7. En vertu de l'article 6 du code général des impôts, les personnes mariées sont, en principe, soumises à une imposition commune pour les revenus perçus par chacune d'elles et ceux de leurs enfants et des personnes à charge.

8. Par ailleurs, aux termes de l'article 1691 bis de ce code, dans sa rédaction applicable au présent litige : " I. - Les époux (...) sont tenus solidairement au paiement : / 1° De l'impôt sur le revenu lorsqu'ils font l'objet d'une imposition commune ; / 2° De la taxe d'habitation lorsqu'ils vivent sous le même toit. / II. - 1. Les personnes divorcées ou séparées peuvent demander à être déchargées des obligations de paiement prévues au I (...) lorsque, à la date de la demande : / (...) / c) Les intéressés ont été autorisés à avoir des résidences séparées ; / d) L'un ou l'autre des époux (...) a abandonné le domicile conjugal ou la résidence commune. / 2. La décharge de l'obligation de paiement est accordée en cas de disproportion marquée entre le montant de la dette fiscale et, à la date de la demande, la situation financière et patrimoniale, nette de charges, du demandeur. Elle est alors prononcée selon les modalités suivantes : / a) Pour l'impôt sur le revenu, la décharge est égale à la différence entre le montant de la cotisation d'impôt sur le revenu établie pour la période d'imposition commune et la fraction de cette cotisation correspondant aux revenus personnels du demandeur et à la moitié des revenus communs du demandeur et de son conjoint (...). / (...) / b) Pour la taxe d'habitation, la décharge est égale à la moitié de la cotisation de taxe d'habitation mise à la charge des personnes mentionnées au I ; / (...) / 3. (...) / La décharge de l'obligation de paiement ne peut pas être accordée lorsque le demandeur et son conjoint (...) se sont frauduleusement soustraits, ou ont tenté de se soustraire frauduleusement, au paiement des impositions mentionnées aux 1° et 2° du I (...), soit en organisant leur insolvabilité, soit en faisant obstacle, par d'autres manœuvres, au paiement de l'impôt. / (...) ".

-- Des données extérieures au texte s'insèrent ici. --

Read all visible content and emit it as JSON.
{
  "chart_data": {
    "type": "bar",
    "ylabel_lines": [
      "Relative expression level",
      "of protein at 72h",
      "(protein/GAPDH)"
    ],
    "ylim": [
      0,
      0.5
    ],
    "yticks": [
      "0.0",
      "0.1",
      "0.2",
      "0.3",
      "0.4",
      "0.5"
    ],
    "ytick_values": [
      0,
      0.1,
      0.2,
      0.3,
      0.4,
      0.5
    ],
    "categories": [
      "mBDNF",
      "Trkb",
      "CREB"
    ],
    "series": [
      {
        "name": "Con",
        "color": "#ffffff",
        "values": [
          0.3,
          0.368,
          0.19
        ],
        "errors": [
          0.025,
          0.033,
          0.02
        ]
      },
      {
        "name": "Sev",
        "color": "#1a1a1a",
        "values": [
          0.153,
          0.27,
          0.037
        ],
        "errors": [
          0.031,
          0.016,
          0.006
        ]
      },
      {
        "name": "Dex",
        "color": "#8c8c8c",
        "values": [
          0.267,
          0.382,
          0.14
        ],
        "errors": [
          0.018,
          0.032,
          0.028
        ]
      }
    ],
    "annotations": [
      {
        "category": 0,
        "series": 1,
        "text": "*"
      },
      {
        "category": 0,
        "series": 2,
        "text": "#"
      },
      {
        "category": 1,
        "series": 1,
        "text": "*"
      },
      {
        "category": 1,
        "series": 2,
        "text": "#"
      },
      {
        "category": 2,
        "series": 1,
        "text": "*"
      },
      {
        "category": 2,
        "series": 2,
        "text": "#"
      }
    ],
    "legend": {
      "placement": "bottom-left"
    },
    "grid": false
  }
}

En ce qui concerne la soustraction frauduleuse au paiement de la dette fiscale :

9. Il résulte de l'instruction que, par un acte notarié de donation-partage établi le 28 février 2013, Mme C... a décidé d'attribuer la nue-propriété de l'immeuble d'habitation situé à Lens, constituant son domicile, à ses trois enfants nés d'un premier mariage, ainsi qu'aux enfants de ceux-ci, l'acte précisant que la valeur de la nue-propriété transmise a été estimée à 300 000 euros.

10. Pour refuser de faire droit à la demande de décharge de l'obligation de paiement de la dette fiscale faisant l'objet du présent litige, l'administration a estimé que cet acte de donation-partage procédait d'une organisation volontaire, par Mme C..., de son insolvabilité, dans le but de se soustraire frauduleusement au paiement de la dette du foyer fiscal qu'elle avait formé avec son ex-époux, dans une situation dans laquelle il n'était pas formellement établi que la communauté de vie avait cessé entre les intéressés.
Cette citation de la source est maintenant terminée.